How should I reshape my data to feed into pytorch GRU network?

373 Views Asked by At

I've been having problems getting my data to fit the dimensions required by pytorch GRU.

  • My input is a 256-long float vector, in bathes of 64, so the size of a batch tensor is [64, 256]
  • According to pytorch documentation, GRU takes input of size [batch_size, sequence_length, input_size]. Now i'm not sure if the sequence_length corresponds to the length of the output sequence, nor am I sure what the input_size would be here (256?).
  • My GRU is supposed to take the whole vector as an input, generate output, and pass the output to the next gru cell as input. This is ought to continue until a sequence of 128 outputs is generated. My idea for the GRU network (see the picture)
  • Each of the outputs will be passed through 256 -> 42 fc layer and a token from the alphabet of 42 will be chosen.

What this network is going to do is take a 256-long encoded vector representation of a molecule and learn to generate the corresponding SELFIES string (text-based molecule representation), padded to the length of 128, with tokens from an alphabet of 42 'letters'.
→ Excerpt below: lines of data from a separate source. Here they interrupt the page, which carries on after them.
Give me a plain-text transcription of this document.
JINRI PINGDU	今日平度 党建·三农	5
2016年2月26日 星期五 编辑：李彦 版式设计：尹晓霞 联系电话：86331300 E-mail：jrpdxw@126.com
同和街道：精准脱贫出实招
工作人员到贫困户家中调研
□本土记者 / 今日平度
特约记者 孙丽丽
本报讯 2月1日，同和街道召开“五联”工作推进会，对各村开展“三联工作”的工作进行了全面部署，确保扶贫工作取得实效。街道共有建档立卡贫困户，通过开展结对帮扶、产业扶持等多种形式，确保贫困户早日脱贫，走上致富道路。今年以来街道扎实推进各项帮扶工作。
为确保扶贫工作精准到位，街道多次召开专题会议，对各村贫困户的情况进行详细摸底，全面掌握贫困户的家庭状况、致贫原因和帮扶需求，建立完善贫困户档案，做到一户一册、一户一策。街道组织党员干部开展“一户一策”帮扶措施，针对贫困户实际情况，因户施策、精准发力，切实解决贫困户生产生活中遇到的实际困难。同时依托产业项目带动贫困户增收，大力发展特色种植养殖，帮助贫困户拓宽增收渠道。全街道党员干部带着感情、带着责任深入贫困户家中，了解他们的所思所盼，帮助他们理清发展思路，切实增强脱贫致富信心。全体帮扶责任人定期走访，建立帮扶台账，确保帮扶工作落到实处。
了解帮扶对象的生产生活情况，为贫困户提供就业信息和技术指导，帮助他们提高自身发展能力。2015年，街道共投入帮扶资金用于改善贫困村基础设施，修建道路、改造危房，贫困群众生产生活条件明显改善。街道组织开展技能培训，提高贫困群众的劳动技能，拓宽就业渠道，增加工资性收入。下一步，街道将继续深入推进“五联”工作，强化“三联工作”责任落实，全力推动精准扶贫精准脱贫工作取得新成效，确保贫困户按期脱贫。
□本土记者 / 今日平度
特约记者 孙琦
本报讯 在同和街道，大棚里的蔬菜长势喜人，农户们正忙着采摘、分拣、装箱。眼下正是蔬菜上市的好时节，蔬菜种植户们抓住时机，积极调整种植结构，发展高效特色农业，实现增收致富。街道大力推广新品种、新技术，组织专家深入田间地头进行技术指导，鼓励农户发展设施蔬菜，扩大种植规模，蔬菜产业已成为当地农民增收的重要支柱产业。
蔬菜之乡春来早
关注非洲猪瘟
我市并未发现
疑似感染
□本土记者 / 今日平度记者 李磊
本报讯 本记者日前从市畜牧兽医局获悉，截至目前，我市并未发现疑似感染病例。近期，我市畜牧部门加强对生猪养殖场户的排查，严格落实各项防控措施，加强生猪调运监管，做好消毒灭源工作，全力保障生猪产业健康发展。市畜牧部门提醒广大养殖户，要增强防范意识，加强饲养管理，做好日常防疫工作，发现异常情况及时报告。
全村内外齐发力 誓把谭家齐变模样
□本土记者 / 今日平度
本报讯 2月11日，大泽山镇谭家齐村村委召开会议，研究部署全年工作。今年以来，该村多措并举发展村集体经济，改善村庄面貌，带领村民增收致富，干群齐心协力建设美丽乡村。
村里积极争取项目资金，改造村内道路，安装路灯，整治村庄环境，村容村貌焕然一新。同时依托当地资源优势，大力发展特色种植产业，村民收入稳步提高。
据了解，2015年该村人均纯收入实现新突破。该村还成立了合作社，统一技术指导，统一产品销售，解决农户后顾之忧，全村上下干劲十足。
Now, i have no idea how to reshape the input tensor for the GRU to accept it as an input, according to the drawing I attached.

Thanks in advance for your help.

I tried to torch.unsqueeze(1) the input tensor. This resulted in me getting an output of shape [64, 1, 256] which would be a batch of 64 one-token outputs in my model.

class DecoderNet(nn.Module):
    def __init__(self, input_size, hidden_size, num_layers, output_size, output_len):
        super(DecoderNet, self).__init__()
        
        # GRU parameters
        self.input_size = input_size # = 256
        self.hidden_size = hidden_size # = 256
        self.num_layers = num_layers # = 1
        
        # output token count
        self.output_size = output_size # = 42
        
        # output length or GRU time steps count
        self.output_len = output_len # = 128
        
        # pytorch.nn
        self.gru = nn.GRU(input_size=input_size, hidden_size=hidden_size, num_layers=num_layers)
        self.fc = nn.Linear(hidden_size, output_size)
        self.softmax = nn.Softmax(dim=2)
        self.relu = nn.ReLU()

    def forward(self, x, h):
        out, h = self.gru(x, h)
        return out, h
    
    def init_hidden(self, batch_size):
        h0 = torch.zeros(self.num_layers, batch_size, self.hidden_size)
        return h0
1

There are 1 best solutions below

0
On BEST ANSWER

By default, nn.GRU expects (seq_len, batch_size, input_size) as input. You need to create the layer with batch_first=True to give it (batch_size, seq_len, input_size).

If your x has a shape of (batch_size, seq_len), then you first need to add the inputs size dimensions with

x = x.unsqueeze(2)

to get a shape of (batch_size, seq_len, input_size=1).

Alternatively, you can keep batch_first=False (the default) and swap the batch size and sequence length dimension, before or after the unsqueeze() like that:

x = x.transpose(1, 0)

Important: Do not use reshape() or view() to "fix" the shape of x (as indicated by the title question of your post), as this will mess up your tensor!